Transforming Pakistan's energy future through data-driven planning

The decisions behind Pakistan's energy system are made years, sometimes decades, in advance. A new modelling initiative is helping planners get those decisions right, before they become costly mistakes.

Animated images shows windmills, solar panels, buildings and a car

Imagine trying to solve a jigsaw puzzle, but each piece is being assembled in a different room, by a different team, without a shared picture of what the final result should look like. That is precisely the risk when a country plans its energy future in fragments.

Pakistan faces one of the most complex energy challenges in the developing world. A rapidly growing population, rising energy demand, ageing infrastructure, volatile fuel import costs, and mounting pressure to reduce carbon emissions are all pulling in different directions at once. Decisions made today about power plants, fuel sources, and transmission networks will shape what energy looks like for the next 30 to 40 years. Getting those decisions wrong is not merely expensive; it can mean power shortages, economic setbacks, and a heavier environmental burden for future generations.

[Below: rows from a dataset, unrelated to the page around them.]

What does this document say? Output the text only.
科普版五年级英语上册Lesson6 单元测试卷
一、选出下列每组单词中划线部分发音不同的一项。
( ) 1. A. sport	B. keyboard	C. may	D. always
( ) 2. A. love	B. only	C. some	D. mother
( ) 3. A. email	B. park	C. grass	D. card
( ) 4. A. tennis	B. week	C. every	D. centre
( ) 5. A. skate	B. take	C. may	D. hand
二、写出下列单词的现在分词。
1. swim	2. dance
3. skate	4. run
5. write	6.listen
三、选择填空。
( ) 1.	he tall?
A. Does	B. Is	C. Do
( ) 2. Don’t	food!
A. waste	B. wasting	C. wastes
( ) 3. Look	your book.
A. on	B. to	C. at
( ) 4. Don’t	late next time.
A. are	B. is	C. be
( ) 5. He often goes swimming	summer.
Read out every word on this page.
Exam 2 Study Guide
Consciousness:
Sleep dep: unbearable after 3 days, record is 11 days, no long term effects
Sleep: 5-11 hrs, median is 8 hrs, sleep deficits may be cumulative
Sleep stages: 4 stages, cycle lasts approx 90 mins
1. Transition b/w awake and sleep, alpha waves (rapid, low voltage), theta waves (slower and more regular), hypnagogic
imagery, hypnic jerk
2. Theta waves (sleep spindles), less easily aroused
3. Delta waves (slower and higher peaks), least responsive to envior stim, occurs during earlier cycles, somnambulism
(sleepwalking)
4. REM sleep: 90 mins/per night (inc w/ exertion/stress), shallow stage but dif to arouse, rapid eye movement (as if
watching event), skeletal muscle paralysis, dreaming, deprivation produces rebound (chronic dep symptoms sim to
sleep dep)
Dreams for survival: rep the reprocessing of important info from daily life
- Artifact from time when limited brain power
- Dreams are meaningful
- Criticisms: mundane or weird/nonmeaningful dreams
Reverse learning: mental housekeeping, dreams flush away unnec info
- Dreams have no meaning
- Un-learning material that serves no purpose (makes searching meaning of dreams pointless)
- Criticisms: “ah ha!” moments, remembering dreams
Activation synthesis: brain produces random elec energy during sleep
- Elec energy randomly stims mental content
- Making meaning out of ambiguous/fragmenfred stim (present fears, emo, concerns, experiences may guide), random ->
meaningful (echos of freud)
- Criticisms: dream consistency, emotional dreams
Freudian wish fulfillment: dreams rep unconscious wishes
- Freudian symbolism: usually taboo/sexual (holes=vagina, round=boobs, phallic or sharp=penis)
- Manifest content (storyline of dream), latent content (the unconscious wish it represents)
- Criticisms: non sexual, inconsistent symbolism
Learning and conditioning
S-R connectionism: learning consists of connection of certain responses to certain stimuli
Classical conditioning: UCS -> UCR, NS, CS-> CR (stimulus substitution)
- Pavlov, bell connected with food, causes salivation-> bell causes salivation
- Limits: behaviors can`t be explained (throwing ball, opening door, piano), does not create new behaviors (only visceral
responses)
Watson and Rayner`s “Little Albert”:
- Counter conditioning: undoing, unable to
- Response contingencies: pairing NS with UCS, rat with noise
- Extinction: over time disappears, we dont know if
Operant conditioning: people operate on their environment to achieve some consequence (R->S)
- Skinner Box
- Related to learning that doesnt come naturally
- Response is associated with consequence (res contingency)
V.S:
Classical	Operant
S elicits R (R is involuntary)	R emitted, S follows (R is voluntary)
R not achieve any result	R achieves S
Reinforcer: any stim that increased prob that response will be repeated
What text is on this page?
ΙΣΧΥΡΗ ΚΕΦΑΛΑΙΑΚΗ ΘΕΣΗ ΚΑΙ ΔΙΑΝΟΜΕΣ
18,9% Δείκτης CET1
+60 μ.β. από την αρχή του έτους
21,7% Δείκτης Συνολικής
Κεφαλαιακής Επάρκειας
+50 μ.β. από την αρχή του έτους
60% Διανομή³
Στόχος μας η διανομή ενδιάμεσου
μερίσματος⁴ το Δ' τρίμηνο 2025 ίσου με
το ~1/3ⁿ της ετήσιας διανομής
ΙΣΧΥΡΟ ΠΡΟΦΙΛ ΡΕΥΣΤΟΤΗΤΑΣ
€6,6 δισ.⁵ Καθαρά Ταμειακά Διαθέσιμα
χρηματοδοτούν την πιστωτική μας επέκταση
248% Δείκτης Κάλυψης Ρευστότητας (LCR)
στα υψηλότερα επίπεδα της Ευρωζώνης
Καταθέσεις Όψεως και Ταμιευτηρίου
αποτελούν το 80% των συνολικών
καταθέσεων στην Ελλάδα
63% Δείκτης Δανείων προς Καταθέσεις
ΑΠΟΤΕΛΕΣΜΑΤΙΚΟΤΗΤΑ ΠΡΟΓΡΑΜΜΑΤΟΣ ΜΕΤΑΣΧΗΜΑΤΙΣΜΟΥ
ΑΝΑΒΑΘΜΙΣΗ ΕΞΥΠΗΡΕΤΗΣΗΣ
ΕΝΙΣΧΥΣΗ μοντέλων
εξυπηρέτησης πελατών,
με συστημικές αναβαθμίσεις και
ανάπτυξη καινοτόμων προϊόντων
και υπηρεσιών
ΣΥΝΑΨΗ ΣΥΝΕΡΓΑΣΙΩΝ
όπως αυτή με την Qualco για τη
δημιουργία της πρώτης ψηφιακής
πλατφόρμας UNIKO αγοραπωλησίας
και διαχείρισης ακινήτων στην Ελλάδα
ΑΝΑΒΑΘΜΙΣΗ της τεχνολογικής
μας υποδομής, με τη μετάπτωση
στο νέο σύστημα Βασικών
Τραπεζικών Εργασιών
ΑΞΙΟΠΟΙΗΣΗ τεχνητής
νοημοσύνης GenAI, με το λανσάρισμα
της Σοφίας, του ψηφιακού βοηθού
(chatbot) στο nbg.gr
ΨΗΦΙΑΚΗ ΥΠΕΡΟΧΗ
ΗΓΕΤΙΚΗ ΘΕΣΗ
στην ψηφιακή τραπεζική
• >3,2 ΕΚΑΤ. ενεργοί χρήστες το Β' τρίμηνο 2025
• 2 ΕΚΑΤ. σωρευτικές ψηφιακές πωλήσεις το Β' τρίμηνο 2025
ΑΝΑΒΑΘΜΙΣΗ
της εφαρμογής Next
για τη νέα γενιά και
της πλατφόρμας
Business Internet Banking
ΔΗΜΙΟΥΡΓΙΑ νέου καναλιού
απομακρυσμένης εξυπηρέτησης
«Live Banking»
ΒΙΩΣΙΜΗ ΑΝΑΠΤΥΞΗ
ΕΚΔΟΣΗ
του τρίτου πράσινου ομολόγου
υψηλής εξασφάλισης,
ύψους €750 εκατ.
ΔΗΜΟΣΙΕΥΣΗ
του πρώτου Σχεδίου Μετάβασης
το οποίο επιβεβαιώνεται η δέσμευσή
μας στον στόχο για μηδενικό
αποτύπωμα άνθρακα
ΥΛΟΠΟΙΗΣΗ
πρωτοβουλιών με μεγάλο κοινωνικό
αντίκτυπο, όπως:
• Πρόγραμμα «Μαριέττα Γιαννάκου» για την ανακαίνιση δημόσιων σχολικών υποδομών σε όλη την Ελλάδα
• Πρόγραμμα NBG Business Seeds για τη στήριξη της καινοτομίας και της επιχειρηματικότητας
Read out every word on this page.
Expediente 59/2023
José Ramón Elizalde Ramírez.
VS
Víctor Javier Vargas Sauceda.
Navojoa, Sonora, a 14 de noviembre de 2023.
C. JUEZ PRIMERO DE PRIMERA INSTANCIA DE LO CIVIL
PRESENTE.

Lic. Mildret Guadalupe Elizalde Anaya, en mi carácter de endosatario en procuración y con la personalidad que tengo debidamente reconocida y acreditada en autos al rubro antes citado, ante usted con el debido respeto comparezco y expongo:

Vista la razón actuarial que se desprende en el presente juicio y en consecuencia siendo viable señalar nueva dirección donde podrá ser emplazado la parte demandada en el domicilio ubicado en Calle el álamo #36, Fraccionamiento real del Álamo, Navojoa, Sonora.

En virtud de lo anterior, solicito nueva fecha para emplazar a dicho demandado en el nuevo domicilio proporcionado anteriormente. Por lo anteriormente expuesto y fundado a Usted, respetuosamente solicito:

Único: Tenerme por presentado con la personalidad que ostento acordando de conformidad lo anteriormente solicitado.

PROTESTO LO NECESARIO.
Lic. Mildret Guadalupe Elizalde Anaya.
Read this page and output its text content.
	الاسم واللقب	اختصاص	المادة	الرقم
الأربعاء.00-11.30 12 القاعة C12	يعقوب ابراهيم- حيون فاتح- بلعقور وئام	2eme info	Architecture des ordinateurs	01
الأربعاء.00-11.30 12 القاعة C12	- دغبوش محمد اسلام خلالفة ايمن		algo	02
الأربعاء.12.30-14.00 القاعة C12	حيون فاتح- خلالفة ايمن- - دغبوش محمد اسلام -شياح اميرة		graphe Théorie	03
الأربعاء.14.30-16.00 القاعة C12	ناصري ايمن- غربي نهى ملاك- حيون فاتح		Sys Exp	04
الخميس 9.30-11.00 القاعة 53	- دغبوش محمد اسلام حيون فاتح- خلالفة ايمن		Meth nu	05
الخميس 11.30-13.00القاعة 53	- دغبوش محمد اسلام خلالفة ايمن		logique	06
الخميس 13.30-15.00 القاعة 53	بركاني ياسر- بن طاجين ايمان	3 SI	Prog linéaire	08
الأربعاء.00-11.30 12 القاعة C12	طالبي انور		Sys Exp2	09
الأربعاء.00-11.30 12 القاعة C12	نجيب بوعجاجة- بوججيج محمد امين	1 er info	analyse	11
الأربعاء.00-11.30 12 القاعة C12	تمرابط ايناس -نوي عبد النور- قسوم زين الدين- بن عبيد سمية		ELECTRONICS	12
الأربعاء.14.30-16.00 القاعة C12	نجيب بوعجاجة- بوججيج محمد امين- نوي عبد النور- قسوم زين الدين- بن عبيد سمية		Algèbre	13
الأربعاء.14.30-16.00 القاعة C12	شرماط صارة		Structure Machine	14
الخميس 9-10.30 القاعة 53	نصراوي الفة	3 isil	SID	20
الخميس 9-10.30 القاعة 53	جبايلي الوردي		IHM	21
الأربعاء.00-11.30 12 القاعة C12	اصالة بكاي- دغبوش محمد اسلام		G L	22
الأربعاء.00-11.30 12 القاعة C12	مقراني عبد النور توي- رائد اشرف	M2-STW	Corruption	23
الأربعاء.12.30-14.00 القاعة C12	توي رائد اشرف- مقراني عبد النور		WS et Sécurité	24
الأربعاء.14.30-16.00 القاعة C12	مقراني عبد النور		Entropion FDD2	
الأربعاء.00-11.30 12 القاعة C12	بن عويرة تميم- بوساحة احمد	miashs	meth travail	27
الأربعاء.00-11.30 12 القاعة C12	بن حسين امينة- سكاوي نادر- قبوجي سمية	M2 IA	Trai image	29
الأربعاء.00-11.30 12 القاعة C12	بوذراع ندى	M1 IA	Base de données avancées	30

Our Approach: Building an Integrated Energy Model for Pakistan

On behalf of Germany's Federal Ministry for Economic Cooperation and Development (BMZ), the GIZ Pakistan, together with E4SMA through a GET.transform Leveraged Partnership, is working alongside the Government of Pakistan to develop a comprehensive, integrated energy model based on an internationally proven analytical tool called the TIMES model.

What is the TIMES Model?

TIMES (The Integrated MARKAL-EFOM System) is a sophisticated energy modelling framework used by governments and research institutions around the world. It takes real data as inputs, including projected energy demand, fuel prices, available technologies, and climate and policy targets, and processes them to identify the most cost-effective pathways toward a long-term, sustainable energy system. Put simply, it helps planners answer some of the hardest questions in energy policy: Which investments will keep electricity affordable? How can Pakistan transition away from costly fuel imports without risking supply shortages? Which combination of technologies, including solar, wind, and gas, delivers the best value over the long term?

Central to this initiative is Integrated Energy Planning. Rather than treating each sector as a separate puzzle, this approach connects them into one coordinated framework. Demand, supply, technology choices, and policy targets are analysed together, across a long-time horizon, to identify the most cost-effective pathway for the energy system as a whole.

This matters because energy decisions are rarely isolated. A policy to expand electric vehicles affects electricity demand. A shift away from imported fuels changes how power plants are financed. A new industrial park alters the load on the grid. Planning tools that capture these connections help decision-makers see trade-offs before they become expensive mistakes.

The outcome of this collaboration is the Pakistan Integrated Energy Model (PAK-IEM 2.0). Built on the TIMES framework, it covers all major demand and supply sectors of Pakistan's energy system and enables planners to compare development pathways, weighing trade-offs across costs, energy security, and greenhouse gas emissions. Two scenarios have already been modelled: a least-cost baseline reflecting current policies, and a net-zero pathway targeting zero emissions from the energy sector by 2050. For more detailed analysis and insights, please go the PAK-IEM 2.0 booklet.

This initiative reflects Germany's wider commitment to supporting sustainable development through knowledge transfer and capacity building, empowering partner countries to lead their own transitions.

The Foundations: Developing Data, Skills, and Coordination

Empowering a country to lead its own energy transition, however, begins with laying the right foundations. It requires high-quality data across multiple sectors, technical expertise that is still being built in many developing economies, and strong coordination between government ministries and agencies that have traditionally operated in silos. The project directly addresses these barriers by building local capacity and enabling data-driven decision-making that draws together the energy sector including fuels and industry under one analytical roof. This includes training Pakistani planners and analysts to operate, maintain, and expand the model themselves.

The Impact: Who Benefits and How

The primary beneficiaries are Pakistan's energy planners and policymakers, who now have access to a world-class analytical tool tailored to the country's specific context. The downstream benefits, however, reach far wider. Better-informed investment decisions mean a more reliable and affordable electricity supply for households and businesses. A clearer roadmap for energy transition means Pakistan can pursue cleaner energy sources more confidently, reducing dependence on expensive fuel imports and cutting greenhouse gas emissions. Stronger policy coordination across ministries means fewer costly misalignments between sectors.

Smarter planning today protects every Pakistani from the consequences of poor energy choices tomorrow. After all, every flick of a light switch depends on decisions made long before electricity reaches your home.

About the project: Digitization and decarbonisation of power distribution networks

On behalf of the German development cooperation, the project 'Digitization and decarbonisation of power distribution networks' supports Pakistan's energy transition by advancing integrated energy planning, enhancing technical capacity across the power sector, and deploying digital solutions to improve grid efficiency and reduce energy losses.